【共同通信電子版 5/9(日) 15:34】
国産の新型コロナウイルスワクチンの臨床試験(治験)を手掛ける製薬ベンチャーのアンジェスと大手の塩野義製薬は9日、変異株に合わせたワクチン開発にも着手したことを横浜市で開かれた日本感染症学会学術講演会で明らかにした。変異がある南アフリカ株などでは従来ワクチンの効果が弱まる可能性が指摘されている。
アンジェスはウイルスの遺伝情報を生かしたDNAワクチンを開発中。既に進めているものとは別に、南アフリカ株やブラジル株に対応できるワクチン候補の検討に入った。
塩野義製薬は組み換えタンパクワクチンを開発中で、どんな物質を投与すれば変異株への免疫がつくかを調べ始めた。
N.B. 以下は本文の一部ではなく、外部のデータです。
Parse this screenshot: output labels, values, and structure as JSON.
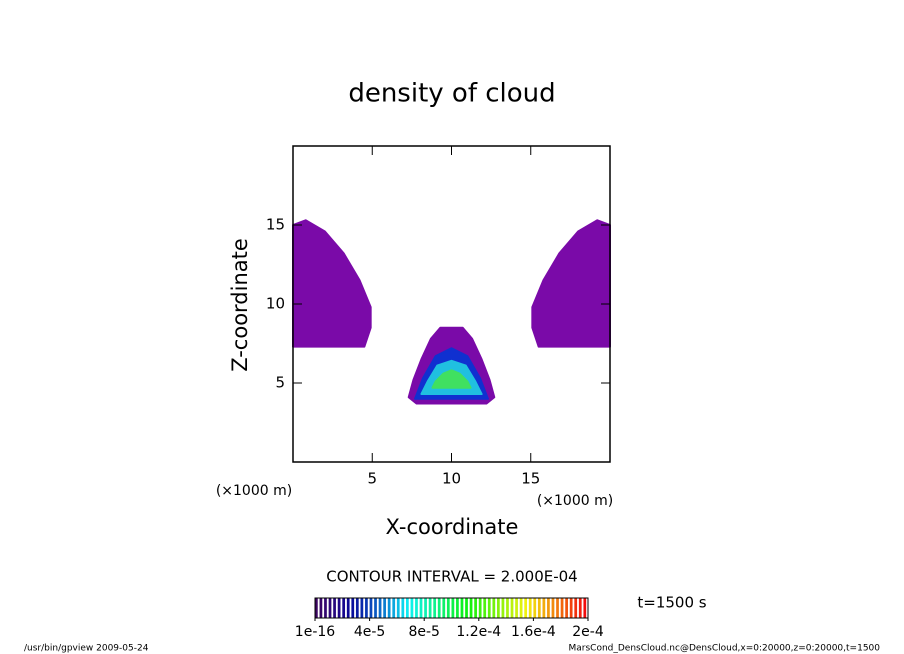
{
  "chart_data": {
    "type": "contour",
    "title": "density of cloud",
    "x_label": "X-coordinate",
    "y_label": "Z-coordinate",
    "x_units": "(×1000 m)",
    "y_units": "(×1000 m)",
    "xlim": [
      0,
      20
    ],
    "ylim": [
      0,
      20
    ],
    "xticks": [
      5,
      10,
      15
    ],
    "yticks": [
      5,
      10,
      15
    ],
    "contours": [
      {
        "color": "#7a0aa8",
        "x": [
          0,
          0.8,
          2.0,
          3.2,
          4.2,
          4.9,
          4.9,
          4.5,
          0
        ],
        "y": [
          15.0,
          15.3,
          14.6,
          13.2,
          11.5,
          9.8,
          8.5,
          7.3,
          7.3
        ]
      },
      {
        "color": "#7a0aa8",
        "x": [
          20,
          19.2,
          18.0,
          16.8,
          15.8,
          15.1,
          15.1,
          15.5,
          20
        ],
        "y": [
          15.0,
          15.3,
          14.6,
          13.2,
          11.5,
          9.8,
          8.5,
          7.3,
          7.3
        ]
      },
      {
        "color": "#7a0aa8",
        "x": [
          9.3,
          10.7,
          11.3,
          11.9,
          12.4,
          12.7,
          12.2,
          7.8,
          7.3,
          7.6,
          8.1,
          8.7
        ],
        "y": [
          8.5,
          8.5,
          7.8,
          6.5,
          5.2,
          4.1,
          3.7,
          3.7,
          4.1,
          5.2,
          6.5,
          7.8
        ]
      },
      {
        "color": "#1030d0",
        "x": [
          7.7,
          8.2,
          9.0,
          10,
          11.0,
          11.8,
          12.3
        ],
        "y": [
          4.0,
          5.3,
          6.7,
          7.2,
          6.7,
          5.3,
          4.0
        ]
      },
      {
        "color": "#20c0e0",
        "x": [
          8.1,
          8.5,
          9.1,
          10,
          10.9,
          11.5,
          11.9
        ],
        "y": [
          4.3,
          5.1,
          6.1,
          6.4,
          6.1,
          5.1,
          4.3
        ]
      },
      {
        "color": "#40e060",
        "x": [
          8.8,
          9.0,
          9.5,
          10,
          10.5,
          11.0,
          11.2
        ],
        "y": [
          4.7,
          5.1,
          5.6,
          5.8,
          5.6,
          5.1,
          4.7
        ]
      }
    ],
    "contour_interval": "CONTOUR INTERVAL = 2.000E-04",
    "time_label": "t=1500 s",
    "colorbar": {
      "lim": [
        1e-16,
        0.0002
      ],
      "ticks": [
        {
          "value": 1e-16,
          "label": "1e-16"
        },
        {
          "value": 4e-05,
          "label": "4e-5"
        },
        {
          "value": 8e-05,
          "label": "8e-5"
        },
        {
          "value": 0.00012,
          "label": "1.2e-4"
        },
        {
          "value": 0.00016,
          "label": "1.6e-4"
        },
        {
          "value": 0.0002,
          "label": "2e-4"
        }
      ]
    },
    "footer_left": "/usr/bin/gpview  2009-05-24",
    "footer_right": "MarsCond_DensCloud.nc@DensCloud,x=0:20000,z=0:20000,t=1500"
  }
}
必然だったワクチン敗戦 不作為30年、民のはしご外す
【日本経済新聞電子版 2021年5月9日 5:30 】
世界がワクチン争奪戦を繰り広げている中で、国産ワクチンはひとつも承認されていない。この原因は予防接種の副作用訴訟で92年に東京高裁が国に賠償を命じる判決を出したのが要因となり、94年に予防接種法が改正され接種は努力義務となった。よって副作用を恐れる保護者の判断などで接種率はみるみる下がっていった。さらに薬害エイズ問題が影を落とす。厚労省、農水省、文科省をまたぐ規制は複雑で、遺伝子組み換え実験は生態系の影響を防ぐ「カルタヘナ法」に縛られる。欧州は医薬品を同法の適用除外とし、米国は批准もしていない。
国産の開発が遅れている原因は上記の解説のとおり。しかし、コロナ感染症の収束にはワクチン接種が必要だ。すでにワクチン接種で功を奏している英国ではすでに一般の海外渡航も検討しはじめている。遅きに失している感があるが政府は国産開発に支援に力をいれるべきだ。